Locke’s engagement with Nike led him to assess other firms, including Coca-Cola, Hewlett-Packard, and Van Heusen. In all, his book draws upon data on thousands of suppliers in more than 50 countries, as well as at least 120 factory visits in 10 countries in Asia, Latin America and Europe.

Precisely because management decisions influence working conditions thousands of miles away, improvements must take place in the executive suite and not just on the factory floor, Locke believes. “We need changes in the behavior of some managers, who have headquarters in the United States and other advanced industrial nations,” he says.

Locke had hoped that private enforcement would provide a kind of win-win mechanism for factories: In the process of installing better operations, factories might empower workers and become safer, too. 

“It seemed to me that in an age of globalization, where each individual state was limited in its reach, this would be an alternative approach,” Locke says. “And I am still optimistic about capability-building [in factories].” But the data, and his visits, convinced him that too many factories still tolerated the conditions that caused protests in the first place. 

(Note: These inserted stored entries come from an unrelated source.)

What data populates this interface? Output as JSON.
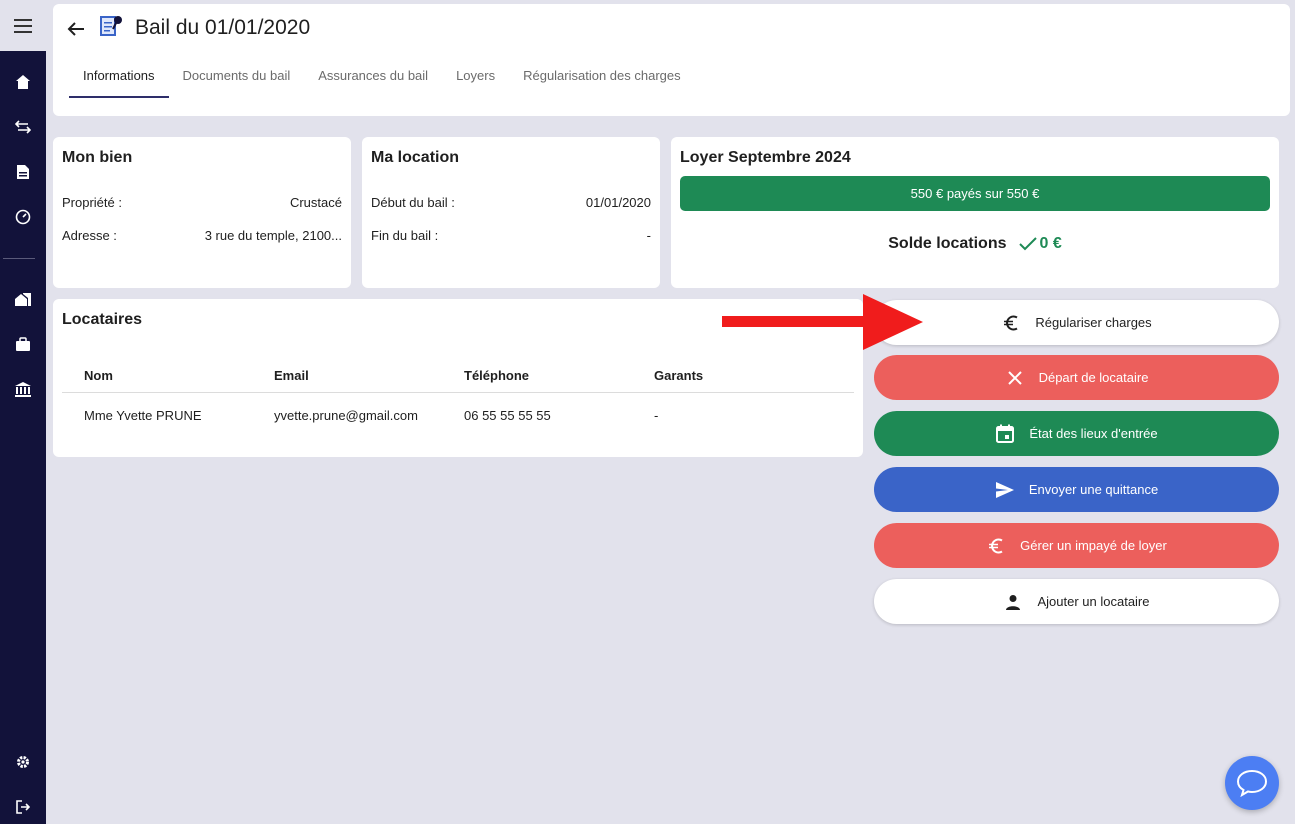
{
  "header": {
    "title": "Bail du 01/01/2020",
    "tabs": [
      {
        "label": "Informations"
      },
      {
        "label": "Documents du bail"
      },
      {
        "label": "Assurances du bail"
      },
      {
        "label": "Loyers"
      },
      {
        "label": "Régularisation des charges"
      }
    ],
    "active_tab": "Informations"
  },
  "sidebar": {
    "icons": [
      "menu-icon",
      "home-icon",
      "transfer-icon",
      "document-icon",
      "dashboard-icon",
      "properties-icon",
      "briefcase-icon",
      "bank-icon",
      "settings-icon",
      "logout-icon"
    ]
  },
  "mon_bien": {
    "title": "Mon bien",
    "propriete_label": "Propriété :",
    "propriete_value": "Crustacé",
    "adresse_label": "Adresse :",
    "adresse_value": "3 rue du temple, 2100..."
  },
  "ma_location": {
    "title": "Ma location",
    "debut_label": "Début du bail :",
    "debut_value": "01/01/2020",
    "fin_label": "Fin du bail :",
    "fin_value": "-"
  },
  "loyer": {
    "title": "Loyer Septembre 2024",
    "paid_text": "550 € payés sur 550 €",
    "paid_fraction": 1.0,
    "solde_label": "Solde locations",
    "solde_value": "0 €"
  },
  "locataires": {
    "title": "Locataires",
    "columns": [
      "Nom",
      "Email",
      "Téléphone",
      "Garants"
    ],
    "rows": [
      {
        "nom": "Mme Yvette PRUNE",
        "email": "yvette.prune@gmail.com",
        "telephone": "06 55 55 55 55",
        "garants": "-"
      }
    ]
  },
  "actions": [
    {
      "label": "Régulariser charges",
      "icon": "euro-icon",
      "bg": "#ffffff",
      "fg": "#1f1f1f"
    },
    {
      "label": "Départ de locataire",
      "icon": "close-icon",
      "bg": "#ec5f5c",
      "fg": "#ffffff"
    },
    {
      "label": "État des lieux d'entrée",
      "icon": "calendar-icon",
      "bg": "#1e8a55",
      "fg": "#ffffff"
    },
    {
      "label": "Envoyer une quittance",
      "icon": "send-icon",
      "bg": "#3a64c8",
      "fg": "#ffffff"
    },
    {
      "label": "Gérer un impayé de loyer",
      "icon": "euro-icon",
      "bg": "#ec5f5c",
      "fg": "#ffffff"
    },
    {
      "label": "Ajouter un locataire",
      "icon": "person-icon",
      "bg": "#ffffff",
      "fg": "#1f1f1f"
    }
  ],
  "colors": {
    "sidebar": "#12123a",
    "green": "#1e8a55",
    "red": "#ec5f5c",
    "blue": "#3a64c8",
    "chat": "#4c7ef3",
    "arrow": "#f01c1c"
  }
}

“If you’re only introducing new techniques into the factories, then whoever is powerful in the supply chain captures the benefits, whether it’s the buyer or the supplier,” Locke says.  “It will really hit against limits, and we saw lots of cases where people were introducing lean manufacturing but not empowering workers, or increasing wages. … That was an interesting finding we only could have gotten by doing all this work in all these different countries and these different programs.”

Improvements anywhere

When it comes to assessing factories themselves, what Locke argues for instead is active collaboration between states, nongovernmental organizations and the private sector to set and maintain acceptable working conditions — although, as the tragedy in Bangladesh makes clear, the political will to make changes does not necessarily exist until disaster strikes.

But Locke is adamant that these kinds of changes can happen anywhere — and cites Cambodia as an unlikely success story. There, the International Labour Organization, a U.N. agency, worked with the government and private firms to make across-the-board improvements in working conditions, and to develop monitoring systems as well. 

“Cambodia has come through this terrible period [of war], and there are very few [official] records, and yet one sees that brands have invested to develop the capabilities of these factories, and of the government at the same time to enforce its own laws,” Locke says. “If it can happen there, it should be able to happen in parts of China, India or anywhere.” 

Aseem Prakash, a political scientist at the University of Washington, has called Locke’s new book “outstanding” and says its “key strength is the level and quality of access Richard Locke has to company-level data. This type and level of access is quite unprecedented in political science.”

That work will continue with an examination of Apple, among other companies with whom Locke will be working in the future. 

“We know that there are problems,” Locke says. “But there are enough examples of positive change in places that have limited resources, that it’s possible. It’s not automatic but with the right political will, knowledge and investments, it can happen.”